The classroom has become a virtual proving ground for the boardroom. Competition is paramount. Economic rewards loom in the distance. But, usually the females are not players; they are spectators. A sense of balance needs to be achieved. The personal vignettes in the chapter, "Higher Education: Colder by Degrees," give testimony to the struggles of women who have attempted to balance the scales on their own. Gender bias in the classroom must be eliminated. When a political cartoonist gets into the act (The text presents several caustic Doonesbury strips.), it is time to address the problem.
Educators and those involved in male dominated professions can retrieve knowledge garnered from the Sadkers' research and incorporate it into their classroom repertoire to insure the abolishment of "a girl's education" (p. 45).
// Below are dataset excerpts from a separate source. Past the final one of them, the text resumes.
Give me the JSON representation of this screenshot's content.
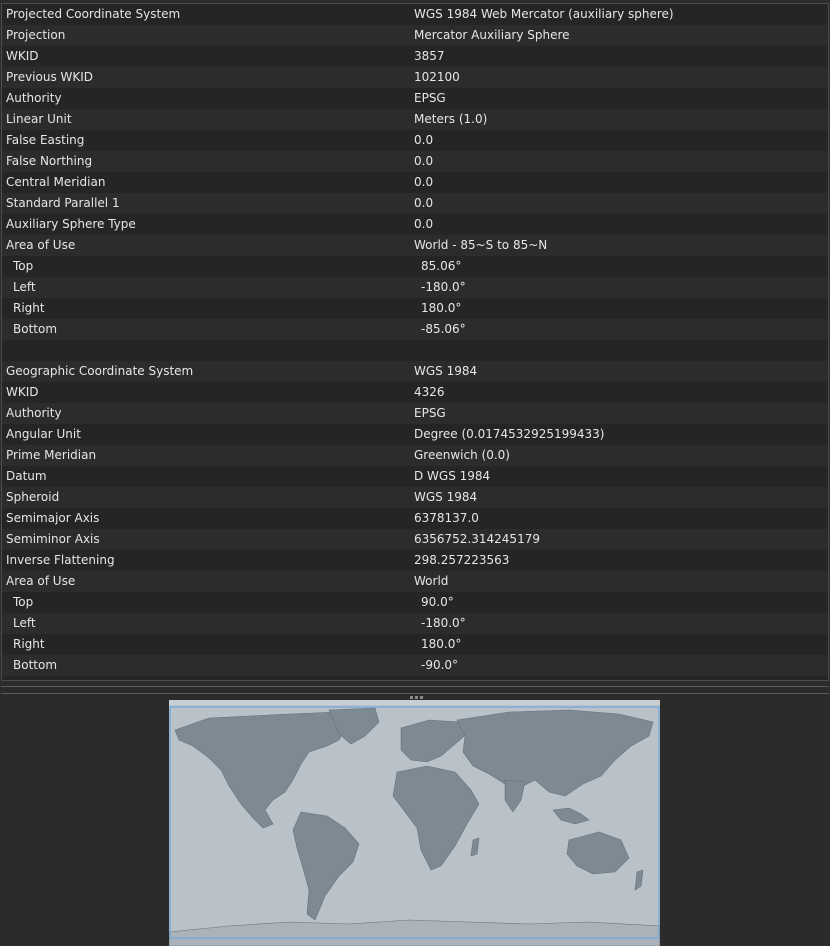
{
  "projected": [
    {
      "key": "Projected Coordinate System",
      "value": "WGS 1984 Web Mercator (auxiliary sphere)"
    },
    {
      "key": "Projection",
      "value": "Mercator Auxiliary Sphere"
    },
    {
      "key": "WKID",
      "value": "3857"
    },
    {
      "key": "Previous WKID",
      "value": "102100"
    },
    {
      "key": "Authority",
      "value": "EPSG"
    },
    {
      "key": "Linear Unit",
      "value": "Meters (1.0)"
    },
    {
      "key": "False Easting",
      "value": "0.0"
    },
    {
      "key": "False Northing",
      "value": "0.0"
    },
    {
      "key": "Central Meridian",
      "value": "0.0"
    },
    {
      "key": "Standard Parallel 1",
      "value": "0.0"
    },
    {
      "key": "Auxiliary Sphere Type",
      "value": "0.0"
    },
    {
      "key": "Area of Use",
      "value": "World - 85~S to 85~N"
    },
    {
      "key": "Top",
      "value": "85.06°",
      "sub": true
    },
    {
      "key": "Left",
      "value": "-180.0°",
      "sub": true
    },
    {
      "key": "Right",
      "value": "180.0°",
      "sub": true
    },
    {
      "key": "Bottom",
      "value": "-85.06°",
      "sub": true
    }
  ],
  "geographic": [
    {
      "key": "Geographic Coordinate System",
      "value": "WGS 1984"
    },
    {
      "key": "WKID",
      "value": "4326"
    },
    {
      "key": "Authority",
      "value": "EPSG"
    },
    {
      "key": "Angular Unit",
      "value": "Degree (0.0174532925199433)"
    },
    {
      "key": "Prime Meridian",
      "value": "Greenwich (0.0)"
    },
    {
      "key": "Datum",
      "value": "D WGS 1984"
    },
    {
      "key": "Spheroid",
      "value": "WGS 1984"
    },
    {
      "key": "Semimajor Axis",
      "value": "6378137.0"
    },
    {
      "key": "Semiminor Axis",
      "value": "6356752.314245179"
    },
    {
      "key": "Inverse Flattening",
      "value": "298.257223563"
    },
    {
      "key": "Area of Use",
      "value": "World"
    },
    {
      "key": "Top",
      "value": "90.0°",
      "sub": true
    },
    {
      "key": "Left",
      "value": "-180.0°",
      "sub": true
    },
    {
      "key": "Right",
      "value": "180.0°",
      "sub": true
    },
    {
      "key": "Bottom",
      "value": "-90.0°",
      "sub": true
    }
  ],
  "colors": {
    "panel_bg": "#252525",
    "row_alt": "#2c2c2c",
    "ocean": "#b9c2c8",
    "land": "#7d8a94",
    "extent_outline": "#6fa6dd"
  },
  "map": {
    "icon": "world-relief-map",
    "extent_icon": "extent-outline"
  }
}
The text contains suggestions and techniques designed to strip gender bias from the pedagogy. As various pieces of the gender puzzle are exposed and dealt with appropriately, we can expect to see a change in the structures that have discouraged female participation in male oriented professions and occupations. This book provides a framework for serious exploration of these issues and merits reading.
Reference Citation: Pavalko, S. M., & Gentzler, Y. S. (1995). Review of Failing at fairness: How America's schools cheat girls. Journal of Industrial Teacher Education, 33(1), 86-89.